When we reclaim assumptions from processException, we might be not holding the VM access, so if a GC cycle happens after the assumptions are reclaimed but before VM access is reacquired by the compilation thread, we can end up in a situation when metadata hasn't been invalidated yet and the assumption list is invalid.
If a GC cycle occurs, in jitReleaseCodeCollectMetaData
we're only going to reclaim a successfully compiled body, so I'm not sure how it would get its hand on the metadata. Granted it doesn't look like we free the metadata from the AVL trees on compile failure so that's a memory leak.
I figured out when this scenario occurs.
In this code,
https://github.com/eclipse-openj9/openj9/blob/0385f07370413904765c93c6e93fa5c3f9be4006/runtime/compiler/control/JITClientCompilationThread.cpp#L3399-L3406
If a trampoline cannot be reserved on the client, compilation will fail, and the failure will be handled by processException
which will reclaim assumptions. However, at this point in the compilation, we already did relocations and added method's metadata to the tree which is cleaned up by GC. So, when the next GC cycle occurs, it will try to reclaim assumptions from metadata because runtimeAssumptionList
pointer wasn't set to NULL.
This explains why this error only happens on JITServer, since for non-JITServer resolved trampolines are reserved during compilation.
It's another question why trampoline reservation fails in the first place, but that's something to be addressed separately.
So, when the next GC cycle occurs, it will try to reclaim assumptions from metadata because runtimeAssumptionList pointer wasn't set to NULL.
Do we add the body to the faint cache block list when we fail the compile in JITServer? I guess my concern comes from the fact that in createMethodMetaData
we call artifactManager->insertArtifact
to add the metadata into the AVL trees. If a compile fails after this point, I guess I don't see that node getting removed unless we reclaim the code in HookHelpers. So there might be a problem there.
However, we're only going to reclaim bodies if we've added them to the faint cache block list, but that seems to only happen in jitReleaseCodeStackWalk
, which is a runtime thing. In the issue you're running into we haven't executed the body yet. In other words, we only reclaim a body when we decide to recompile it; if a compile fails, we're supposed to just release the reserved code cache. So I'm still not sure how the code that runs in a GC cycle could get its hand on the metadata of this (currently being compiled) body; even if the node is in the AVL tree, the infra won't remove it from the AVL tree until we process the faint cache blocks.
I could be missing some other code path though.

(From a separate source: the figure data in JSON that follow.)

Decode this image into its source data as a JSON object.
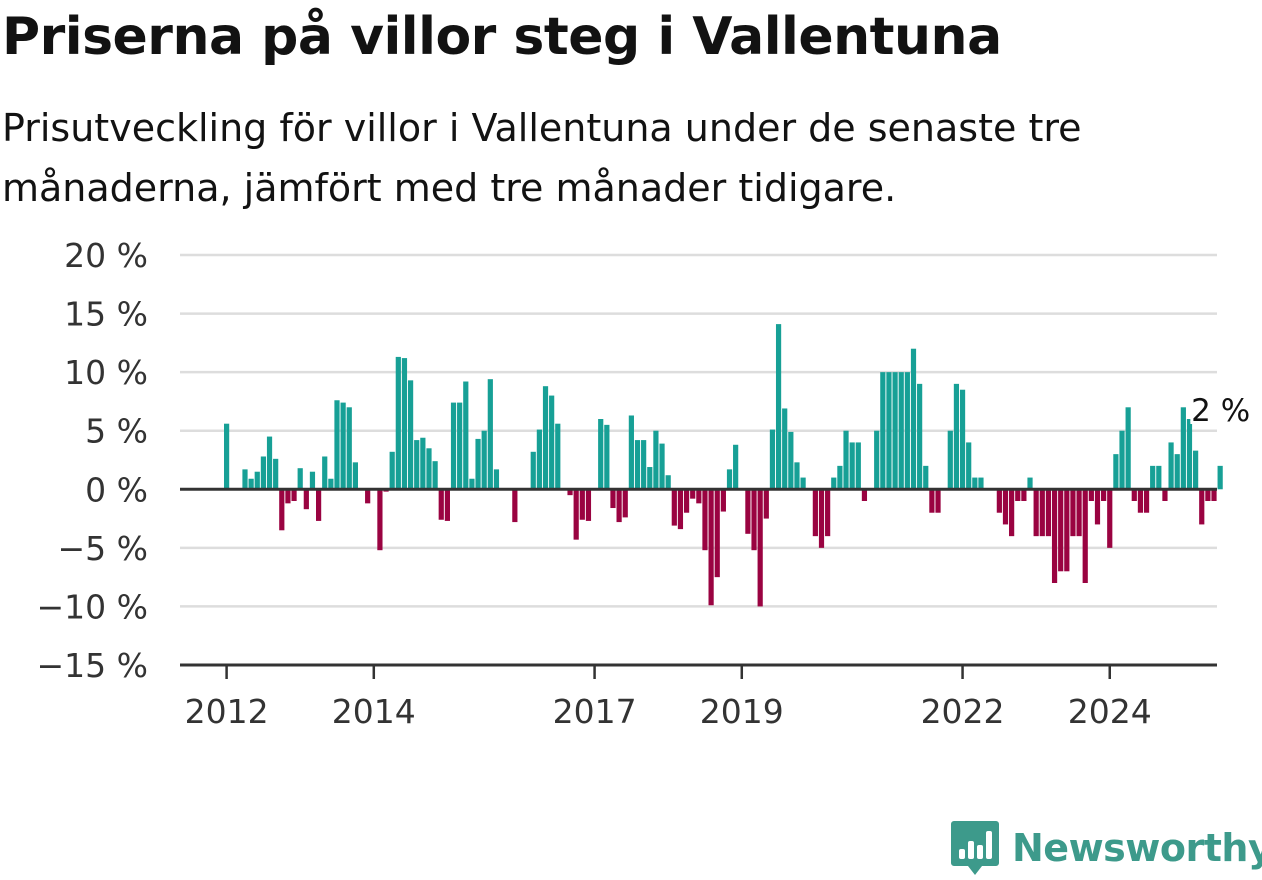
{
  "title": "Priserna på villor steg i Vallentuna",
  "subtitle": "Prisutveckling för villor i Vallentuna under de senaste tre månaderna, jämfört med tre månader tidigare.",
  "brand": {
    "name": "Newsworthy",
    "color": "#3d9a8b"
  },
  "chart_data": {
    "type": "bar",
    "title": "",
    "xlabel": "",
    "ylabel": "",
    "ylim": [
      -15,
      20
    ],
    "yticks": [
      20,
      15,
      10,
      5,
      0,
      -5,
      -10,
      -15
    ],
    "ytick_labels": [
      "20 %",
      "15 %",
      "10 %",
      "5 %",
      "0 %",
      "−5 %",
      "−10 %",
      "−15 %"
    ],
    "xticks": [
      "2012",
      "2014",
      "2017",
      "2019",
      "2022",
      "2024"
    ],
    "grid": true,
    "colors": {
      "positive": "#17a096",
      "negative": "#9a0341",
      "axis": "#333333",
      "grid": "#dddddd"
    },
    "last_value_label": "2 %",
    "start": "2012-01",
    "frequency": "monthly",
    "values": [
      5.6,
      0,
      0,
      1.7,
      0.9,
      1.5,
      2.8,
      4.5,
      2.6,
      -3.5,
      -1.2,
      -1.0,
      1.8,
      -1.7,
      1.5,
      -2.7,
      2.8,
      0.9,
      7.6,
      7.4,
      7.0,
      2.3,
      0,
      -1.2,
      0,
      -5.2,
      -0.2,
      3.2,
      11.3,
      11.2,
      9.3,
      4.2,
      4.4,
      3.5,
      2.4,
      -2.6,
      -2.7,
      7.4,
      7.4,
      9.2,
      0.9,
      4.3,
      5.0,
      9.4,
      1.7,
      0,
      0,
      -2.8,
      0,
      0,
      3.2,
      5.1,
      8.8,
      8.0,
      5.6,
      0,
      -0.5,
      -4.3,
      -2.6,
      -2.7,
      0,
      6.0,
      5.5,
      -1.6,
      -2.8,
      -2.4,
      6.3,
      4.2,
      4.2,
      1.9,
      5.0,
      3.9,
      1.2,
      -3.1,
      -3.4,
      -2.0,
      -0.8,
      -1.2,
      -5.2,
      -9.9,
      -7.5,
      -1.9,
      1.7,
      3.8,
      0,
      -3.8,
      -5.2,
      -10.0,
      -2.5,
      5.1,
      14.1,
      6.9,
      4.9,
      2.3,
      1.0,
      0,
      -4.0,
      -5.0,
      -4.0,
      1.0,
      2.0,
      5.0,
      4.0,
      4.0,
      -1.0,
      0,
      5.0,
      10.0,
      10.0,
      10.0,
      10.0,
      10.0,
      12.0,
      9.0,
      2.0,
      -2.0,
      -2.0,
      0,
      5.0,
      9.0,
      8.5,
      4.0,
      1.0,
      1.0,
      0,
      0,
      -2.0,
      -3.0,
      -4.0,
      -1.0,
      -1.0,
      1.0,
      -4.0,
      -4.0,
      -4.0,
      -8.0,
      -7.0,
      -7.0,
      -4.0,
      -4.0,
      -8.0,
      -1.0,
      -3.0,
      -1.0,
      -5.0,
      3.0,
      5.0,
      7.0,
      -1.0,
      -2.0,
      -2.0,
      2.0,
      2.0,
      -1.0,
      4.0,
      3.0,
      7.0,
      6.0,
      3.3,
      -3.0,
      -1.0,
      -1.0,
      2.0
    ]
  }
}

https://github.com/eclipse-openj9/openj9/blob/0a9c6ead004198c0bbf28d0fbc418d822624a45f/runtime/compiler/runtime/ClassUnloadAssumption.cpp#L516 This method is passed a double pointer to the sentinel runtime assumption location and a pointer to the metadata. When the method detects that all assumptions in a list were marked for detach, it will reset the sentinel pointer address to NULL. https://github.com/eclipse-openj9/openj9/blob/0a9c6ead004198c0bbf28d0fbc418d822624a45f/runtime/compiler/runtime/ClassUnloadAssumption.cpp#L559-L564 However, in many cases, the address of the sentinel pointer is the address inside compilation object, not the address inside the metadata. https://github.com/eclipse-openj9/openj9/blob/0a9c6ead004198c0bbf28d0fbc418d822624a45f/runtime/compiler/control/CompilationThread.cpp#L10743-L10748 This means that
metadata->runtimeAssumptionList
is not guaranteed to be NULL after the entire assumption list is reclaimed. This leads to crashes with JITServer, although the issue is not JITServer specific.Also note that the same piece of code has a memory leak, but I will address that in a separate issue.